A busca de um grande plano que procure resolver todos estes (e outros) desafios de uma só vez e de forma óptima servirá, apenas, para nos paralisar em face de tão grande desafio. E será uma estratégia usada por quem beneficia com o statu quo para garantir a inacção. Os desafios são vastos, as respostas também; pelo que podemos agir de forma faseada, passo-a-passo, mantendo o foco naquilo que são as nossas metas de longo-prazo.

No plano da acção imediata, haverá ganhos para o funcionamento da união em garantir regras económicas e orçamentais que induzam as reformas necessárias e que estimulem a criação de buffers para dias menos bons. Mas sem descurar que somos uma união e que nessa medida temos também de considerar a posição orçamental dos países do euro no seu conjunto — ou seja, não podemos continuar a ignorar a dimensão europeia.

O primeiro passo deve passar por assegurar simetria. É necessário garantir que as regras económicas e orçamentais se aplicam efectivamente a todos. Aos países com défices excessivos mas também àqueles que apresentam excedentes excessivos — a noção relevante deve ser a de desequilíbrio. Como a realidade já comprovou, não conseguimos avançar nesta área enquanto nos baseamos no aqui e no agora para decidir as regras do jogo que, inevitavelmente, já estamos a jogar.
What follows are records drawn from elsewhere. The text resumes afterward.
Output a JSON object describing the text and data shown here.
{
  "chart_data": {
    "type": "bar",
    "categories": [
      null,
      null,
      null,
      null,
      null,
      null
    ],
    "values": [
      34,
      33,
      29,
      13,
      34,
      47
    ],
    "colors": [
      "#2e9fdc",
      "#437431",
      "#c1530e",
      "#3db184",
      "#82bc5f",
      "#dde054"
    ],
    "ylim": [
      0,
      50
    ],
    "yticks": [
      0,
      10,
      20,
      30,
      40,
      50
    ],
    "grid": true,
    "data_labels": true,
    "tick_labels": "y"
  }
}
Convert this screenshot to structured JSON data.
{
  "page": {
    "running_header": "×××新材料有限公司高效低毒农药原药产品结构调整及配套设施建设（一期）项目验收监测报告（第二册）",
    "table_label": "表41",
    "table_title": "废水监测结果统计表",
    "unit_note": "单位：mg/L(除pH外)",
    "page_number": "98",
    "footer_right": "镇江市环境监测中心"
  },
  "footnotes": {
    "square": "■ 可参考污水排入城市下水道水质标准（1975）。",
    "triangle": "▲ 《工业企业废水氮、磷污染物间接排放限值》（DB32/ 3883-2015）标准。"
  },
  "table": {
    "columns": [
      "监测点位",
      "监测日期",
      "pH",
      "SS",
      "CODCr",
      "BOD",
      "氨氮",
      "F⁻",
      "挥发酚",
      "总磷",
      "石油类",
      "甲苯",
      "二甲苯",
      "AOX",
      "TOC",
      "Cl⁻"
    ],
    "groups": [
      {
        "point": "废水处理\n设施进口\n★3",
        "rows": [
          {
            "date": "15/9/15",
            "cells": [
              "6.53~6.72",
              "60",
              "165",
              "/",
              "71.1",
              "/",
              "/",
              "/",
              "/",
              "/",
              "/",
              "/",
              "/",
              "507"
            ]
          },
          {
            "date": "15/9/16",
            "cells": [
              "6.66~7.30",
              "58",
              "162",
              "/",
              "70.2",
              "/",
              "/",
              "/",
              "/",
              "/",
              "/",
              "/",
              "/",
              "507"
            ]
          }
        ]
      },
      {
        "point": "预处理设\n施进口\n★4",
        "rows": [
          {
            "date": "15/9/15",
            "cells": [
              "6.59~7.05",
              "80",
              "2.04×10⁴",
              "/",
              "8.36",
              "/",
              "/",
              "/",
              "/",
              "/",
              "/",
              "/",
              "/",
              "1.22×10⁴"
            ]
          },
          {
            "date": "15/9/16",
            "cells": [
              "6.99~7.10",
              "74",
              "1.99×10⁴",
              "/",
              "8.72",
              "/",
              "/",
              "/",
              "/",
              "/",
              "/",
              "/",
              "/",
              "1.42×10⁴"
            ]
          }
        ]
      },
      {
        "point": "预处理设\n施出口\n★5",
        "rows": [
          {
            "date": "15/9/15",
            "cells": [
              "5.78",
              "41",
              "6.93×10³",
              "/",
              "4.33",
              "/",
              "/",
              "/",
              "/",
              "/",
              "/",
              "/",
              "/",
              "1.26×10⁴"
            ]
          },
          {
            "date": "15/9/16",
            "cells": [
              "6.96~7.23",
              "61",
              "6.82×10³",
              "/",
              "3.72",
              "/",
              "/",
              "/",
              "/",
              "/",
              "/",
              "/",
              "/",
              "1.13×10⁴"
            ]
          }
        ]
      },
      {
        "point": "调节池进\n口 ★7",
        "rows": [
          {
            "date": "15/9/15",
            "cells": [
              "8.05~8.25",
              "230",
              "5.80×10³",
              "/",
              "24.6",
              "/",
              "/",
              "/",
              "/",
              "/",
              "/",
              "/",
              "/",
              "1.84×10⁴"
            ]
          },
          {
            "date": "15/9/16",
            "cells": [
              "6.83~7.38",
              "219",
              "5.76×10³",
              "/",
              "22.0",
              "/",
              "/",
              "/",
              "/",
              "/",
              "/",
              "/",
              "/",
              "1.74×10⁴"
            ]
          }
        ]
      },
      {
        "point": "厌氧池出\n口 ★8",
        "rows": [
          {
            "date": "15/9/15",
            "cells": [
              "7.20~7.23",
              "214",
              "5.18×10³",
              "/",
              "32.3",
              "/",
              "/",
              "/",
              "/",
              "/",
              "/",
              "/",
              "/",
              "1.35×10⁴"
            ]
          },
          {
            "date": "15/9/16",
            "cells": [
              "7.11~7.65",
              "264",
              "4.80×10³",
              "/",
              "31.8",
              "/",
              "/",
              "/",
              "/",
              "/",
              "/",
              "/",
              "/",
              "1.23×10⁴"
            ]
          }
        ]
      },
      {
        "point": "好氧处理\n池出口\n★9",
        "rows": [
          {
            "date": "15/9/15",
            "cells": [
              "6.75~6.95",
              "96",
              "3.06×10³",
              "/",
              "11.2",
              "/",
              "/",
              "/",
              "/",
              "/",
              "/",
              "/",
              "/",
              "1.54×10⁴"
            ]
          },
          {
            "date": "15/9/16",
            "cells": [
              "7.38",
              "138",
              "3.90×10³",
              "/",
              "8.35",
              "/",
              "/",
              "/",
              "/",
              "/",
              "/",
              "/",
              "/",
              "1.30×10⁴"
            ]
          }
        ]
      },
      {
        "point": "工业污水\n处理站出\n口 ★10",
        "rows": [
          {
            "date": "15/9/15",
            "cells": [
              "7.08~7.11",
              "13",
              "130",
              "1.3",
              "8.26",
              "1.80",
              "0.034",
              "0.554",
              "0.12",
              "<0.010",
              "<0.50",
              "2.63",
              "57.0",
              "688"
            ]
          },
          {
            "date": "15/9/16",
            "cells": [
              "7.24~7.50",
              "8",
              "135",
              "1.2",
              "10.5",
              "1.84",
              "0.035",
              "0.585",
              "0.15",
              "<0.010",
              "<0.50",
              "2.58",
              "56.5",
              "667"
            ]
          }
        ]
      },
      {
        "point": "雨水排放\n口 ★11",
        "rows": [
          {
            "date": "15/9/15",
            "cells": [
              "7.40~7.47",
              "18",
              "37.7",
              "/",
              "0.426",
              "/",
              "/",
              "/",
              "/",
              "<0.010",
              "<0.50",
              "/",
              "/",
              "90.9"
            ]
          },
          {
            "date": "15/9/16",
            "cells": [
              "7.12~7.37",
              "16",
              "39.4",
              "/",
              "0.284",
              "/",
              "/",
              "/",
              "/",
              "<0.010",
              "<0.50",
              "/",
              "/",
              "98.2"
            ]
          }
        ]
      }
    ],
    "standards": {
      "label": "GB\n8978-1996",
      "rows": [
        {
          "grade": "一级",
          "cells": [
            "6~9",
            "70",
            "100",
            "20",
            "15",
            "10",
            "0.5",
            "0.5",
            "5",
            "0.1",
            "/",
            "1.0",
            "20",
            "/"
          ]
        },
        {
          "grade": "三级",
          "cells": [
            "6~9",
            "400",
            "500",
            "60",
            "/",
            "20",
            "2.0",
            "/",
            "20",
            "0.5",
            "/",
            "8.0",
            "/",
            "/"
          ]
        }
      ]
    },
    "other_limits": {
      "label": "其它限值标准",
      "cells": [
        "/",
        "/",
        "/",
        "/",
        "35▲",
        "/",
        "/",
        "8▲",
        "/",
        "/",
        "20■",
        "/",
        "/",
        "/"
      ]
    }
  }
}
Não podendo ser árbitros e jogadores em simultâneo, devemos estabelecer critérios que nos digam quando há necessidade de intervenção — para défices e para excedentes — com base em regras claras.

O recém-criado Conselho Fiscal Europeu (CFE) poderá ter aqui um papel a desempenhar, ao identificar essas situações de desequilíbrios em que a Europa pode exigir acção nacional. O CFE não dirá como mas dirá quando; e tomará para si responsabilidades acrescidas à medida que esses desequilíbrios se agravem em resultado da eventual inacção nacional. Aqui, novamente, não pode ser o Eurogrupo, com ministros das Finanças que respondem apenas aos seus países de origem, a ter poder de decisão. O interesse comum dos países do euro tem que ser assegurado por um responsável europeu com legitimidade para tal.

Aliada a estes mecanismos, a condicionalidade é uma forma eficaz de promover as mudanças estruturais necessárias e desejáveis numa União Económica e Monetária, onde a política monetária é única e o ajustamento cambial impossível. As prioridades de política económica, tal como defendidas nas recomendações específicas por país propostas pela Comissão Europeia (cujo processo pode e deve ser melhorado), foram já, no ciclo de programação financeira da UE 2014-2020, articuladas com os fundos europeus. Mas podemos fazer mais e melhor, ajustando as taxas de comparticipação ao ciclo económico e apostando nos incentivos positivos que premeiam as melhores práticas e a efectiva implementação.

Temos também que garantir um melhor desenho de políticas porque, em última análise, o que importa são os resultados: emprego, crescimento, bem-estar partilhado. Sabemos hoje muito mais sobre os impactos das diferentes reformas estruturais, o que nos permite pensar além da habitual panaceia da desregulamentação, perceber eventuais custos de curto prazo (em particular em contextos de crise) e maximizar os benefícios de uma adequada sequenciação e agrupamento de medidas.

Regras claras, simétricas, ajustáveis e que se aplicam a todos são condições necessárias mas não suficientes. A acção no curto-prazo permite-nos ganhar tempo para as mudanças de fundo que temos, inevitavelmente, de implementar de seguida. Um Mecanismo de Estabilidade Europeu reforçado — com o alargamento das fontes de financiamento e reforço da legitimidade democrática — é um caminho que devemos considerar, atribuindo-lhe competências nas áreas da prevenção e partilha de riscos e aperfeiçoando o enquadramento de resolução de crises. A par com soluções europeias para os legados da crise, nomeadamente em termos de dívida pública e privada. Alongar-me-ei sobre estes assuntos num próximo artigo.